Und diese sind nicht lieferbar weil Rohstoffe für Kunststoffgranulate und / oder Legierungszuschläge für Kupfer oder Aluminium nicht geliefert werden. Die Lieferung ist nicht möglich weil die Lieferketten absolut durcheinander sind.
Material hängt wochenlang in irgendwelchen Häfen oder Containerschiffe müssen Routen ändern weil im Zielhafen kein Zeitslot für Be- und Entladen frei ist. Unsere Einkäufer und Logistiker leisten gerade Detektivarbeit beim Aufspüren unserer Materialien.
Um die Produktion aufrecht zu Halten werden - so wie @rostiger Nagel auch schreibt - Rohstoffe und Teile in den Flieger gepackt.
Also z.B. an der Westküste der USA runter vom Containerschiff und dann per LKW zum nächsten Frachtflughafen und per Flieger nach Deutschland. Erhöht die Frachtkosten ja nur geringfügig.


----------



## ducati (2 Dezember 2021)

Blockmove schrieb:


> Also z.B. an der Westküste der USA runter vom Containerschiff und dann per LKW zum nächsten Frachtflughafen und per Flieger nach Deutschland.
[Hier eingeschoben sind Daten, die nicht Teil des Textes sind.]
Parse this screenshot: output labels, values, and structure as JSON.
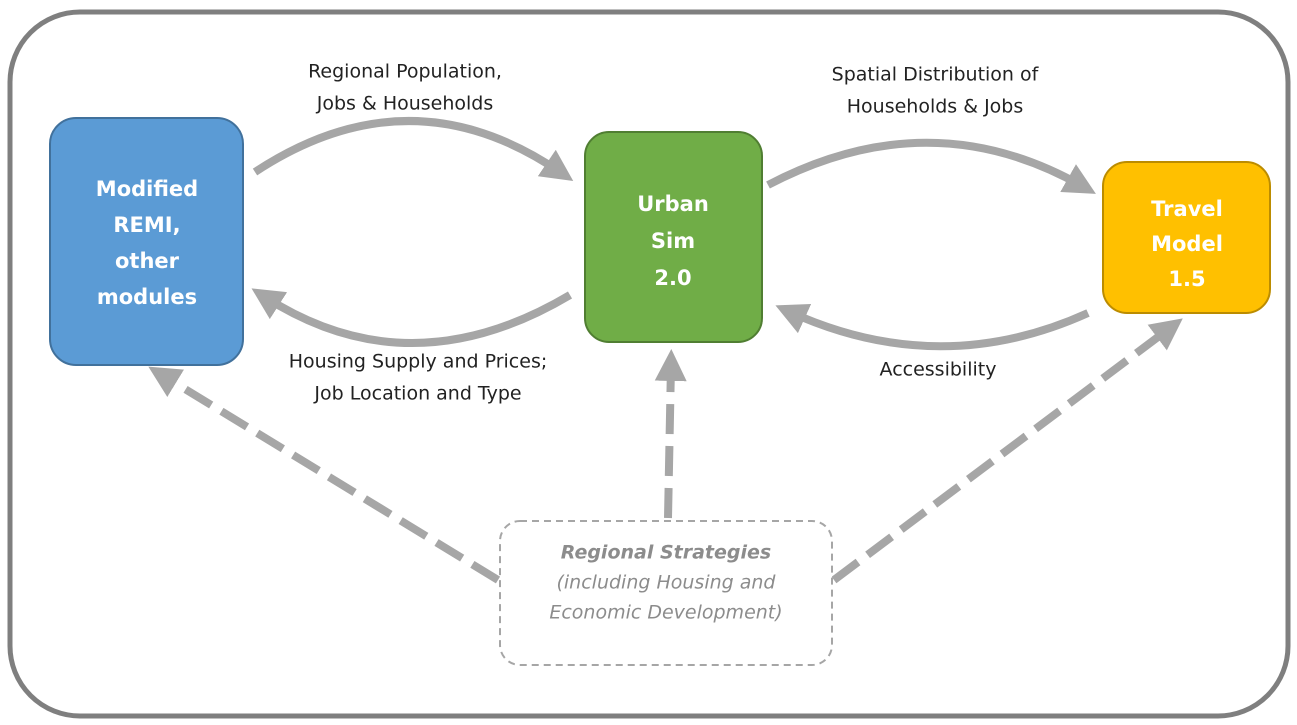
{
  "nodes": [
    {
      "id": "remi",
      "lines": [
        "Modified",
        "REMI,",
        "other",
        "modules"
      ]
    },
    {
      "id": "urbansim",
      "lines": [
        "Urban",
        "Sim",
        "2.0"
      ]
    },
    {
      "id": "travel",
      "lines": [
        "Travel",
        "Model",
        "1.5"
      ]
    },
    {
      "id": "strategies",
      "lines": [
        "Regional Strategies",
        "(including Housing and",
        "Economic Development)"
      ]
    }
  ],
  "edge_labels": [
    {
      "lines": [
        "Regional Population,",
        "Jobs & Households"
      ]
    },
    {
      "lines": [
        "Housing Supply and Prices;",
        "Job Location and Type"
      ]
    },
    {
      "lines": [
        "Spatial Distribution of",
        "Households & Jobs"
      ]
    },
    {
      "lines": [
        "Accessibility"
      ]
    }
  ]
}
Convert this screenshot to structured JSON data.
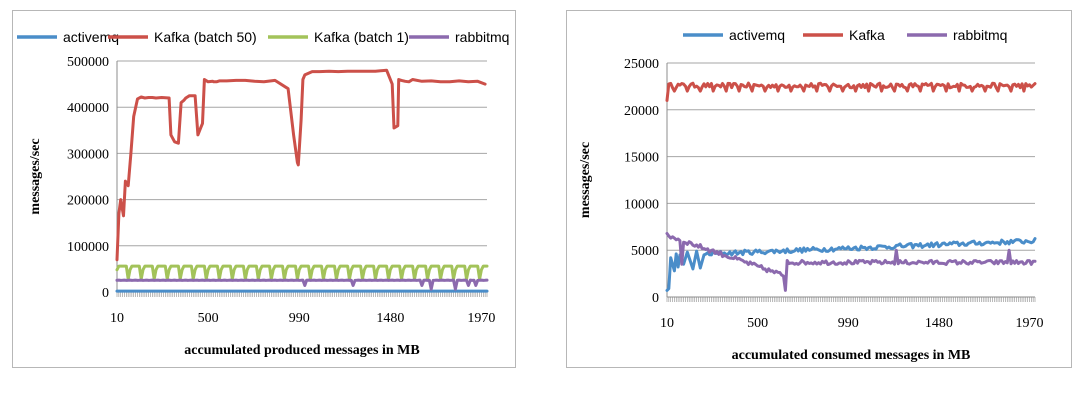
{
  "colors": {
    "activemq": "#4a8dc9",
    "kafka": "#cc5049",
    "kafka_batch1": "#a3c35a",
    "rabbitmq": "#8c6aae"
  },
  "chart_data": [
    {
      "type": "line",
      "xlabel": "accumulated produced messages in MB",
      "ylabel": "messages/sec",
      "ylim": [
        0,
        500000
      ],
      "yticks": [
        "0",
        "100000",
        "200000",
        "300000",
        "400000",
        "500000"
      ],
      "xlim": [
        10,
        2000
      ],
      "xticks": [
        "10",
        "500",
        "990",
        "1480",
        "1970"
      ],
      "legend_position": "top",
      "grid": true,
      "series": [
        {
          "name": "activemq",
          "color_key": "activemq",
          "x": [
            10,
            2000
          ],
          "y": [
            2000,
            2000
          ]
        },
        {
          "name": "Kafka (batch 50)",
          "color_key": "kafka",
          "x": [
            10,
            20,
            30,
            45,
            55,
            70,
            85,
            100,
            120,
            140,
            160,
            180,
            200,
            220,
            250,
            290,
            300,
            320,
            340,
            355,
            370,
            380,
            400,
            430,
            445,
            455,
            470,
            480,
            500,
            525,
            530,
            545,
            560,
            600,
            650,
            700,
            750,
            800,
            860,
            930,
            960,
            980,
            985,
            1000,
            1010,
            1020,
            1060,
            1100,
            1150,
            1200,
            1250,
            1300,
            1350,
            1400,
            1460,
            1490,
            1500,
            1520,
            1525,
            1540,
            1560,
            1580,
            1600,
            1650,
            1700,
            1750,
            1800,
            1850,
            1900,
            1950,
            1990
          ],
          "y": [
            70000,
            170000,
            200000,
            165000,
            240000,
            230000,
            300000,
            380000,
            418000,
            422000,
            420000,
            421000,
            421000,
            420000,
            421000,
            420000,
            340000,
            325000,
            322000,
            410000,
            415000,
            420000,
            425000,
            425000,
            340000,
            350000,
            365000,
            460000,
            455000,
            456000,
            455000,
            455000,
            457000,
            457000,
            458000,
            458000,
            456000,
            455000,
            458000,
            440000,
            340000,
            280000,
            275000,
            372000,
            460000,
            470000,
            477000,
            477000,
            478000,
            477000,
            478000,
            478000,
            478000,
            478000,
            480000,
            450000,
            355000,
            360000,
            460000,
            458000,
            456000,
            455000,
            460000,
            456000,
            457000,
            455000,
            455000,
            457000,
            455000,
            456000,
            450000
          ]
        },
        {
          "name": "Kafka (batch 1)",
          "color_key": "kafka_batch1",
          "x": [],
          "y": []
        },
        {
          "name": "rabbitmq",
          "color_key": "rabbitmq",
          "x": [],
          "y": []
        }
      ]
    },
    {
      "type": "line",
      "xlabel": "accumulated consumed messages in MB",
      "ylabel": "messages/sec",
      "ylim": [
        0,
        25000
      ],
      "yticks": [
        "0",
        "5000",
        "10000",
        "15000",
        "20000",
        "25000"
      ],
      "xlim": [
        10,
        2000
      ],
      "xticks": [
        "10",
        "500",
        "990",
        "1480",
        "1970"
      ],
      "legend_position": "top",
      "grid": true,
      "series": [
        {
          "name": "activemq",
          "color_key": "activemq",
          "x": [],
          "y": []
        },
        {
          "name": "Kafka",
          "color_key": "kafka",
          "x": [],
          "y": []
        },
        {
          "name": "rabbitmq",
          "color_key": "rabbitmq",
          "x": [],
          "y": []
        }
      ]
    }
  ]
}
Hut ab vor solchem Engagement! Ich glaub gerade entscheidet sich, welche Firma mit welchen Mitarbeitern konstruktiv und ergebnisorientiert arbeitet und nach Lösungen sucht, oder einfach nur seine Zeit absitzt nach dem Motto, oh Teil nicht da, mach ich erstmal nichts.

Auch wenns sehr schwer ist und mehr kostet, es ist möglich ein Projekt fertig zu bekommen.

Flexibilität und Improvisationsfähigkeit sind aktuell sehr gefragt und das nicht nur als Lippenbekenntnis sondern wirklich.


----------



## Blockmove (2 Dezember 2021)

ducati schrieb:


> Hut ab vor solchem Engagement! Ich glaub gerade entscheidet sich, welche Firma mit welchen Mitarbeitern konstruktiv und ergebnisorientiert arbeitet und nach Lösungen sucht, oder einfach nur seine Zeit absitzt nach dem Motto, oh Teil nicht da, mach ich erstmal nichts.
> 
> Auch wenns sehr schwer ist und mehr kostet, es ist möglich ein Projekt fertig zu bekommen.
> 
> Flexibilität und Improvisationsfähigkeit sind aktuell sehr gefragt und das nicht nur als Lippenbekenntnis sondern wirklich.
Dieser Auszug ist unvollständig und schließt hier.